Отчим посмотрел на маму с осуждением, покачал головой и обратился ко мне:
— Давай отвезу.
Мама растерялась, побелела и прошептала:
— Ночь же ведь…
Василий обулся, молча взял щенка под мышку, и мы покинули квартиру. Первым из подъезда вышел я, заметил двух незнакомых гопников, сидящих на обочине. В темноте лиц было не разглядеть, но это точно не парни из нашего дома. Наверное, ждут кого-то.
— Нельзя так, — проговорил отчим чуть не плача и отдал мне щенка.
Лаки дергался, вырывался — хотел на землю. С ним на руках я уселся на заднее сиденье, прижал его к себе. Отчим продолжил:
— Нельзя так! Он к нам привык, полюбил нас. И я его полюбил. А теперь мы его выгоняем. Выбрасываем, как надоевшую игрушку.
— Мы будем его навещать и дрессировать, — убеждал я скорее себя. — Ну правда, мы обещали маме переселить его сразу после урагана.

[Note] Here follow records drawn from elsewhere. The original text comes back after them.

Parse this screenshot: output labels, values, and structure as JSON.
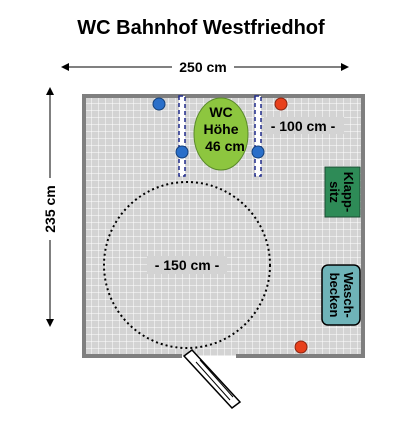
{
  "title": "WC Bahnhof Westfriedhof",
  "dimensions": {
    "width_label": "250 cm",
    "height_label": "235 cm",
    "side_gap_label": "- 100 cm -",
    "turning_circle_label": "- 150 cm -"
  },
  "fixtures": {
    "toilet": {
      "line1": "WC",
      "line2": "Höhe",
      "line3": "46 cm",
      "color": "#8dc63f"
    },
    "folding_seat": {
      "line1": "Klapp-",
      "line2": "sitz",
      "color": "#2e8b57"
    },
    "washbasin": {
      "line1": "Wasch-",
      "line2": "becken",
      "color": "#6fb3b8"
    }
  },
  "colors": {
    "tile_fill": "#d3d3d3",
    "tile_grid": "#ffffff",
    "wall": "#7f7f7f",
    "grab_bar": "#1f2a8a",
    "blue_marker": "#2a6fc9",
    "red_marker": "#e8401c"
  }
}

Как бы мне ни хотелось растить и воспитывать щенка, но на это совершенно нет времени, Боре он не особо нужен, Наташке — тем более. Буду делать это по мере возможностей, ведь мы в ответе за тех, кого приручили.

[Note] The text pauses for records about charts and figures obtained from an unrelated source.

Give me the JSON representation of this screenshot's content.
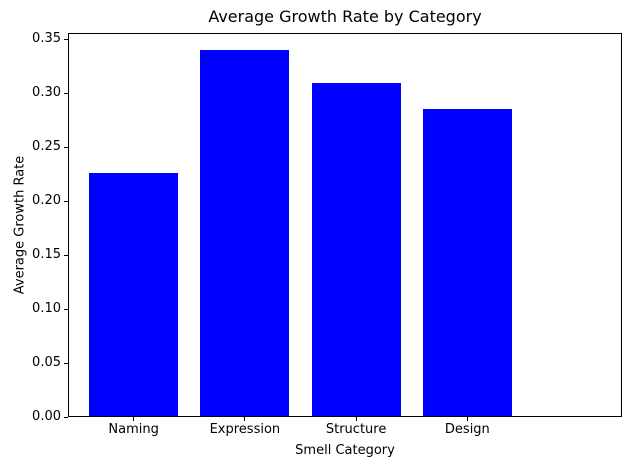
{
  "chart_data": {
    "type": "bar",
    "title": "Average Growth Rate by Category",
    "xlabel": "Smell Category",
    "ylabel": "Average Growth Rate",
    "categories": [
      "Naming",
      "Expression",
      "Structure",
      "Design"
    ],
    "values": [
      0.226,
      0.34,
      0.31,
      0.286
    ],
    "bar_color": "#0000ff",
    "axis_color": "#000000",
    "text_color": "#000000",
    "background_color": "#ffffff",
    "ylim": [
      0,
      0.356
    ],
    "yticks": [
      0.0,
      0.05,
      0.1,
      0.15,
      0.2,
      0.25,
      0.3,
      0.35
    ],
    "ytick_labels": [
      "0.00",
      "0.05",
      "0.10",
      "0.15",
      "0.20",
      "0.25",
      "0.30",
      "0.35"
    ],
    "bar_width_fraction": 0.8,
    "grid": false,
    "legend": "none"
  }
}
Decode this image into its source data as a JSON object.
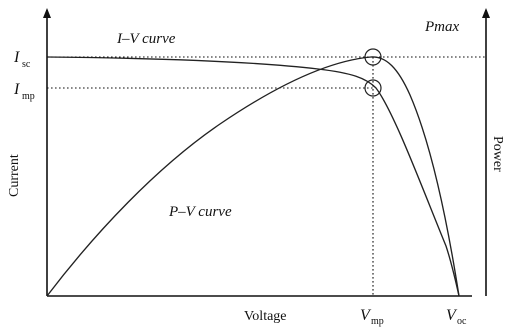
{
  "labels": {
    "iv_curve": "I–V curve",
    "pv_curve": "P–V curve",
    "pmax": "Pmax",
    "isc_main": "I",
    "isc_sub": "sc",
    "imp_main": "I",
    "imp_sub": "mp",
    "vmp_main": "V",
    "vmp_sub": "mp",
    "voc_main": "V",
    "voc_sub": "oc",
    "current": "Current",
    "voltage": "Voltage",
    "power": "Power"
  },
  "style": {
    "line_color": "#222222",
    "text_color": "#111111",
    "background": "#ffffff"
  }
}
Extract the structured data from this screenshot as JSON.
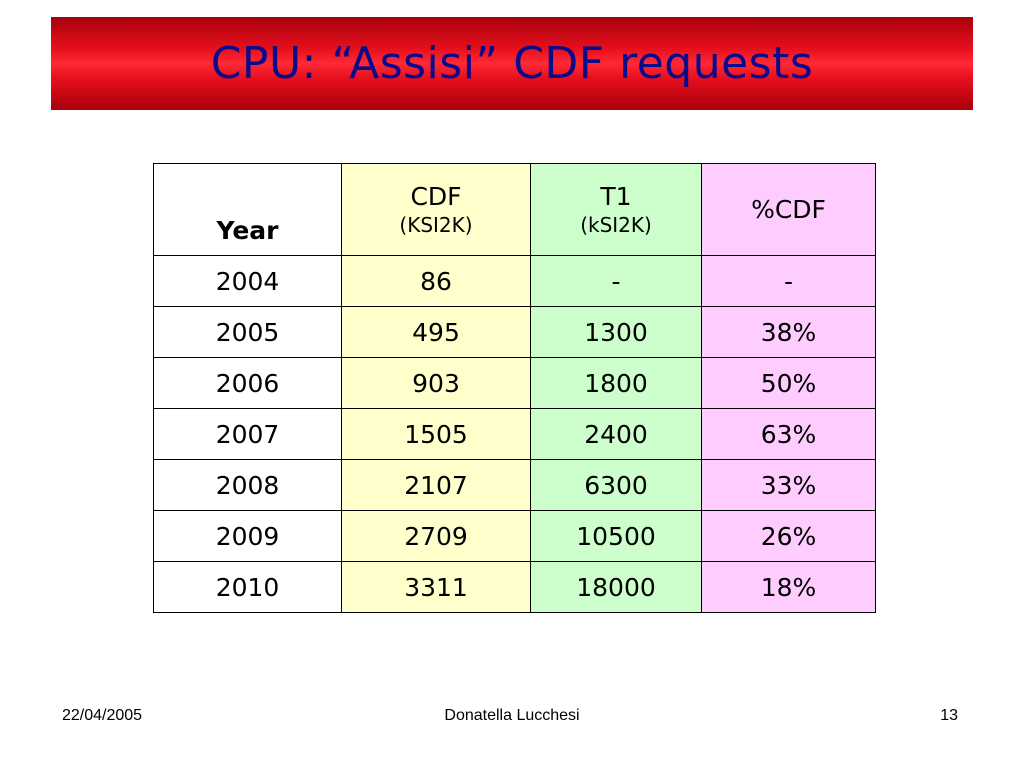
{
  "slide": {
    "title": "CPU: “Assisi” CDF requests"
  },
  "table": {
    "headers": {
      "year": "Year",
      "cdf": "CDF",
      "cdf_unit": "(KSI2K)",
      "t1": "T1",
      "t1_unit": "(kSI2K)",
      "pct": "%CDF"
    },
    "rows": [
      {
        "year": "2004",
        "cdf": "86",
        "t1": "-",
        "pct": "-"
      },
      {
        "year": "2005",
        "cdf": "495",
        "t1": "1300",
        "pct": "38%"
      },
      {
        "year": "2006",
        "cdf": "903",
        "t1": "1800",
        "pct": "50%"
      },
      {
        "year": "2007",
        "cdf": "1505",
        "t1": "2400",
        "pct": "63%"
      },
      {
        "year": "2008",
        "cdf": "2107",
        "t1": "6300",
        "pct": "33%"
      },
      {
        "year": "2009",
        "cdf": "2709",
        "t1": "10500",
        "pct": "26%"
      },
      {
        "year": "2010",
        "cdf": "3311",
        "t1": "18000",
        "pct": "18%"
      }
    ]
  },
  "footer": {
    "date": "22/04/2005",
    "author": "Donatella Lucchesi",
    "page": "13"
  },
  "colors": {
    "title_text": "#0a0a8c",
    "title_bar": "#e8101e",
    "cdf_column": "#ffffcc",
    "t1_column": "#ccffcc",
    "pct_column": "#ffccff"
  }
}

Пригревшись на руках, щенок задремал, а мысль полетела дальше. А за спасенных я в ответе? За Каналью, Наташку, сирот, Алису и приготовленных на продажу девочек… Андрюша, интересно, закодировался или нет? Бабушка не знала, что с ним происходило в эти дни.
Завтра планировался день контактов: встреча с Толиком, возможно — с машинистом, и уже отсюда будем с Алексеевичем плясать. Он договорится с ментом-напарником, чтобы взять машину, если она понадобится, и я подумаю, кому что и от кого надо составлю схему взаимодействий.
Благодаря памяти взрослого я знал, что в будущем создадут базу данных, ввел запрос — получил информацию о любом предпринимателе, любом предприятии. Трудно представить, но это так. Сейчас же никаких баз нет, и Виталя рассказывал, что много некрупных бартерных сделок держалось на договоренностях, а большинство проводилось по поддельным документам, либо фирмами-однодневками. Ни у ОБЭП (или как правильно называется отбел по борьбе с экономическими преступлениями?), ни у налоговой алгоритм работы не был налажен. Кто не хотел рисковать, оформлялся официально и превращался в корову, которую надзорные органы не только пытались выдоить досуха, но еще и чинили препоны в работе. К желающим поживиться прибавлялись пожарные, менты, санэпидемстанция, и у всех были требования, мало совместимые с реальностью. Владельцы крупного бизнеса предпочитали сразу платить начальникам этих ведомств, чтобы их подчинённые не мотали нервы и не выписывали штрафы.
У меня-взрослого в начале нулевых была подруга-предприниматель, которая решила свернуть деятельность, потому что поборами замучили. Полтора месяца она бегала по инстанциям, чтобы сняться с учета как предприниматель! Похудела за это время, побледнела, лишившись литра крови, и у неё начал дёргаться глаз.
В конце девяностых работа налоговой, ОБЭП и прочих наладилась, и их стало не миновать. А пока поймать спекулянта или бартерщика можно только на горячем, с липовой печатью в руке, подписывающим бумаги после договоренности.